Research carried out by Amarach on behalf of the Department of Further and Higher Education, Research, Innovation and Science, found that this message had resonated with many, with 54% of those surveyed saying they had learned a new skill this year.

Passion to learn

“We are now more than half way through the Year of Skills, and I’m delighted that so many people have taken the opportunity to pursue something new,” Minister Harris explained.

“Learning a new skill goes beyond finding a new job, or getting promoted, the research shows that it can improve mental health and confidence, and even help people widen their circle of friends.

“As we begin 2024, I am once again issuing our call to action – take some time to consider something you always wanted to do or learn, and go after it.

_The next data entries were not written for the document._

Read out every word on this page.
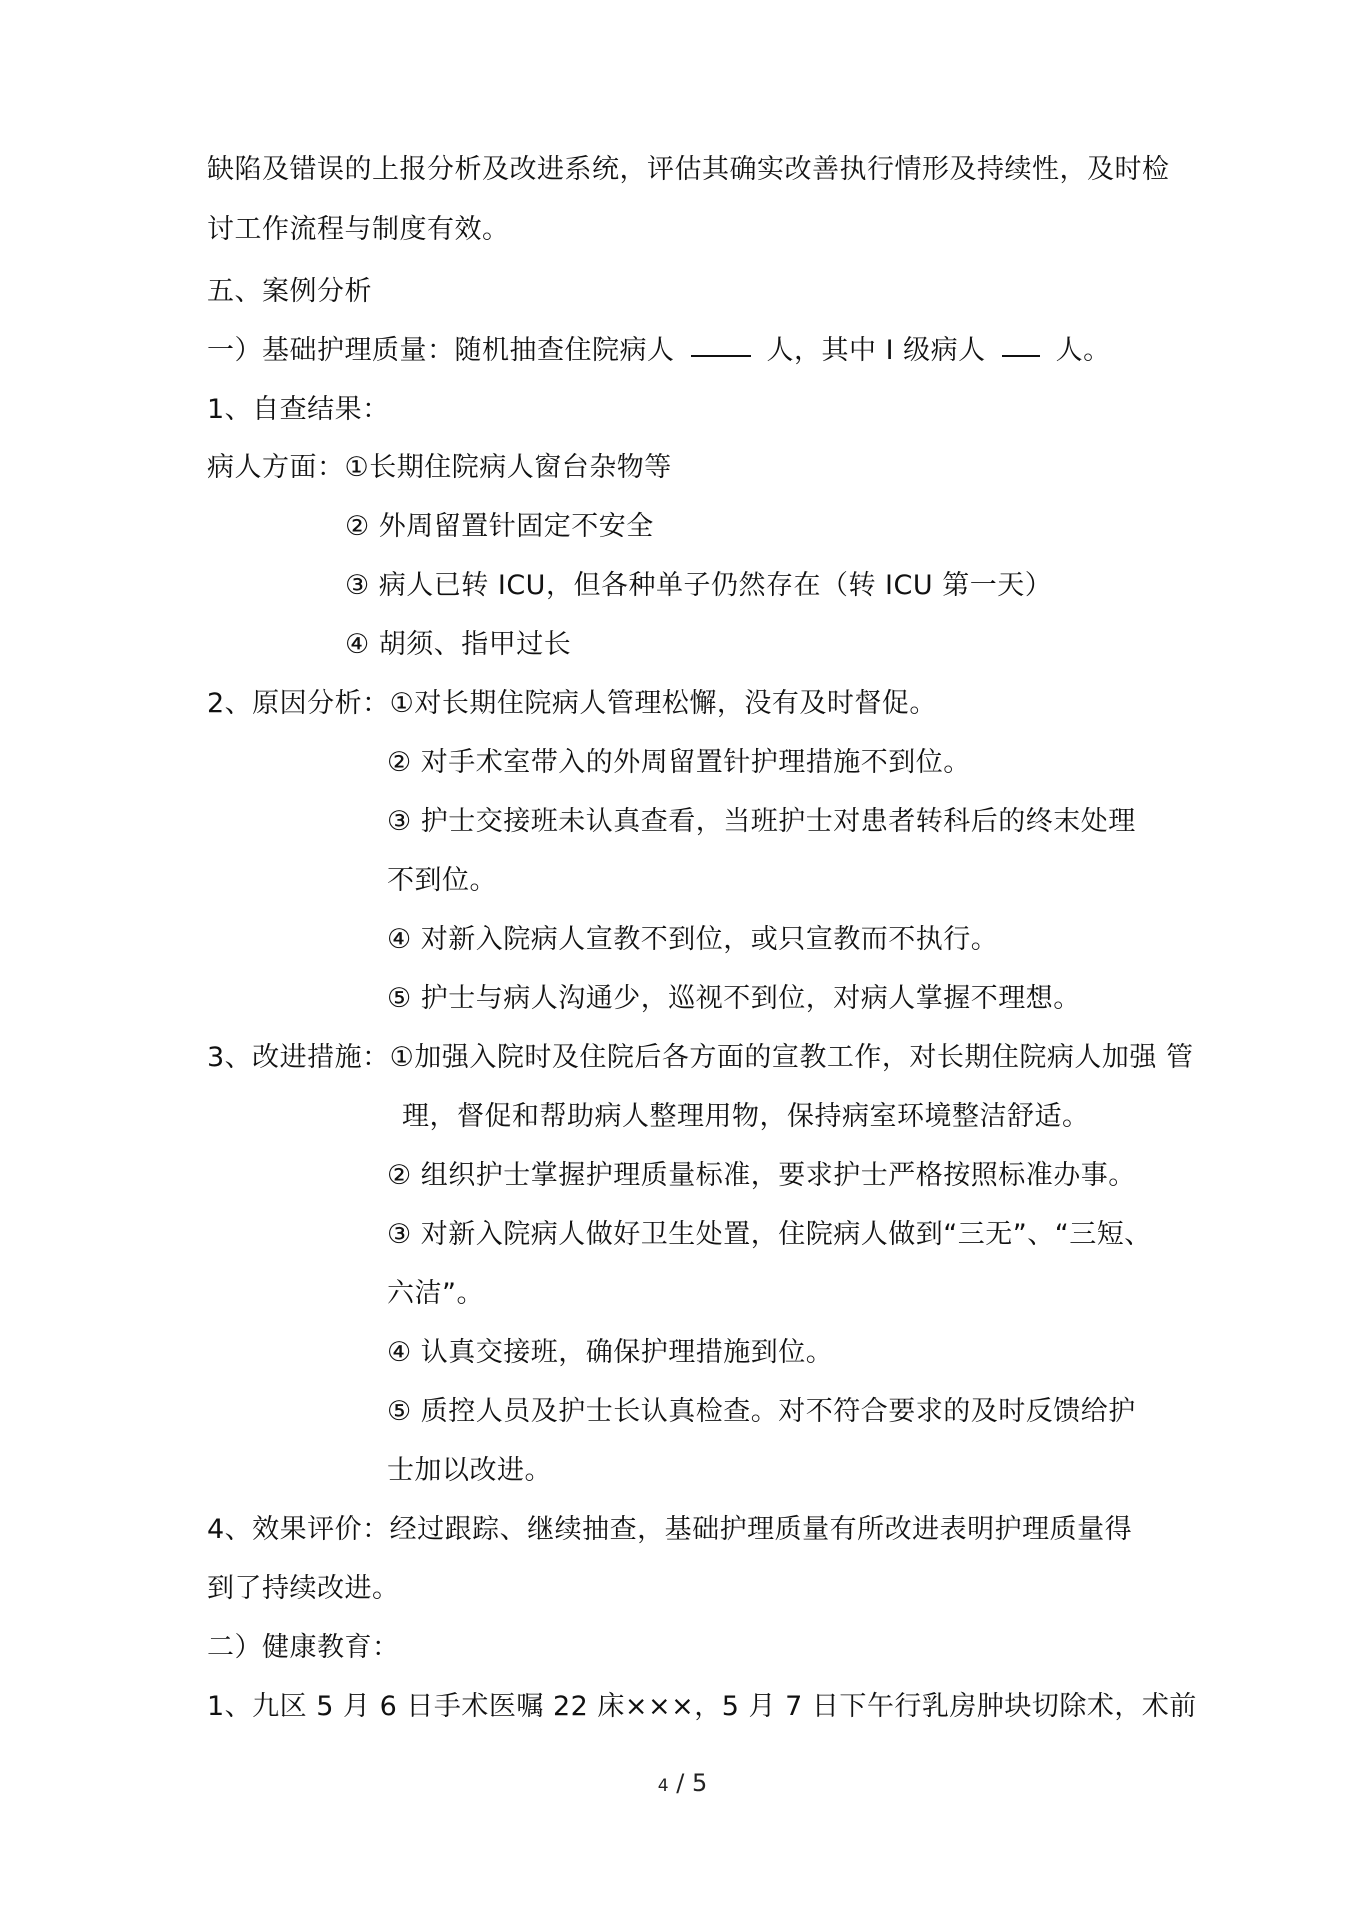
缺陷及错误的上报分析及改进系统，评估其确实改善执行情形及持续性，及时检
讨工作流程与制度有效。
五、案例分析
一）基础护理质量：随机抽查住院病人	人，其中 I 级病人	人。
1、自查结果：
病人方面：①长期住院病人窗台杂物等
② 外周留置针固定不安全
③ 病人已转 ICU，但各种单子仍然存在（转 ICU 第一天）
④ 胡须、指甲过长
2、原因分析：①对长期住院病人管理松懈，没有及时督促。
② 对手术室带入的外周留置针护理措施不到位。
③ 护士交接班未认真查看，当班护士对患者转科后的终末处理
不到位。
④ 对新入院病人宣教不到位，或只宣教而不执行。
⑤ 护士与病人沟通少，巡视不到位，对病人掌握不理想。
3、改进措施：①加强入院时及住院后各方面的宣教工作，对长期住院病人加强 管
理，督促和帮助病人整理用物，保持病室环境整洁舒适。
② 组织护士掌握护理质量标准，要求护士严格按照标准办事。
③ 对新入院病人做好卫生处置，住院病人做到“三无”、“三短、
六洁”。
④ 认真交接班，确保护理措施到位。
⑤ 质控人员及护士长认真检查。对不符合要求的及时反馈给护
士加以改进。
4、效果评价：经过跟踪、继续抽查，基础护理质量有所改进表明护理质量得
到了持续改进。
二）健康教育：
1、九区 5 月 6 日手术医嘱 22 床×××，5 月 7 日下午行乳房肿块切除术，术前
4 / 5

“It could be a change of career, or something that will help you in your current one, but it just as easily could be something you are passionate about but never had the time to take on before now.

“There are courses and pathways available for everyone, so let’s take advantage of all the opportunities available, and help drive both our economy and societal wellbeing.”

Some of the key findings from the Amárach research included:

  • Almost 9 in 10 (86%) are interested in learning a new skill in the near future;
  • Females (92%), younger ages (97%), those in employment (93%), postgrads (93%), those with children under 18 (91%), and those who know others who have learned a new skill (93%) are most likely to be interested in pursuing one too;
  • Self-development (57%) is the main motivation for learning a new skill, followed by interest in the subject (47%) and to improve job skills (47%).
  • Among those who have learned a new skill, a significant majority (92%) say it has boosted their confidence, improved their mental and physical well-being (88%) and helped them in their careers (68%).
  • Seven in ten (69%) have made new friends, just over half inspired friends and family to learn a new skill (52%), and just under half (47%) said it had helped them earn more money.

Year of Skills

The launch of the Year of Skills in May coincided with the publication of the OECD Ireland Skills Strategy Report, which found participation in lifelong learning here, while above the EU average, is not enough to make Ireland one of the world leaders in this area.

There is however a rich offering of learning opportunities available to those who wish to upskill and reskill, ranging from short courses, microcredentials and part time provision to full time post graduate programmes.

“Providing affordable, flexible, agile options for upskilling is key to ensuring that opportunities are available for everyone no matter what stage you are in your life,” said Dr Vivienne Patterson, Head of Skills in the Higher Education Authority (HEA).

“The higher education system will continue to contribute to increasing Irelands lifelong learning metrics by delivering relevant skills training informed by research and enterprise engagement in 2024.”

“We welcome the strong participation in the call to learn something new during EU Year of Skills,” Nessa White, executive director of Transformation at SOLAS, the Further Education & Training Authority, said.

“Lifelong learning is for everyone, with the Further Education and Training (FET) sector playing a vital role in providing learners with the opportunity to engage in learning within their local communities regardless of any previous levels of education, with pathways to take them as far as they want to go.

“There is no better time to upskill and reskill close to home through smart and flexible FET courses delivered nationwide by Education and Training Board network and eCollege. This new year, we encourage everyone to explore the wealth of opportunities to learn a new skill in their local area.”

Skillnet Ireland Chief Executive Paul Healy added: “Our Skillnet Business Networks and dedicated talent initiatives, deliver the skills solutions businesses need to compete and grow.

“Fostering greater participation in lifelong learning across Ireland is essential and will only increase in importance over the coming years. Globally, the digital transformation, climate change, and other issues – are rapidly transforming the skills individuals need to effectively participate in work and society.

“We look forward to engaging more businesses, and their talent, in upskilling, reskilling, and developing talent in their teams.”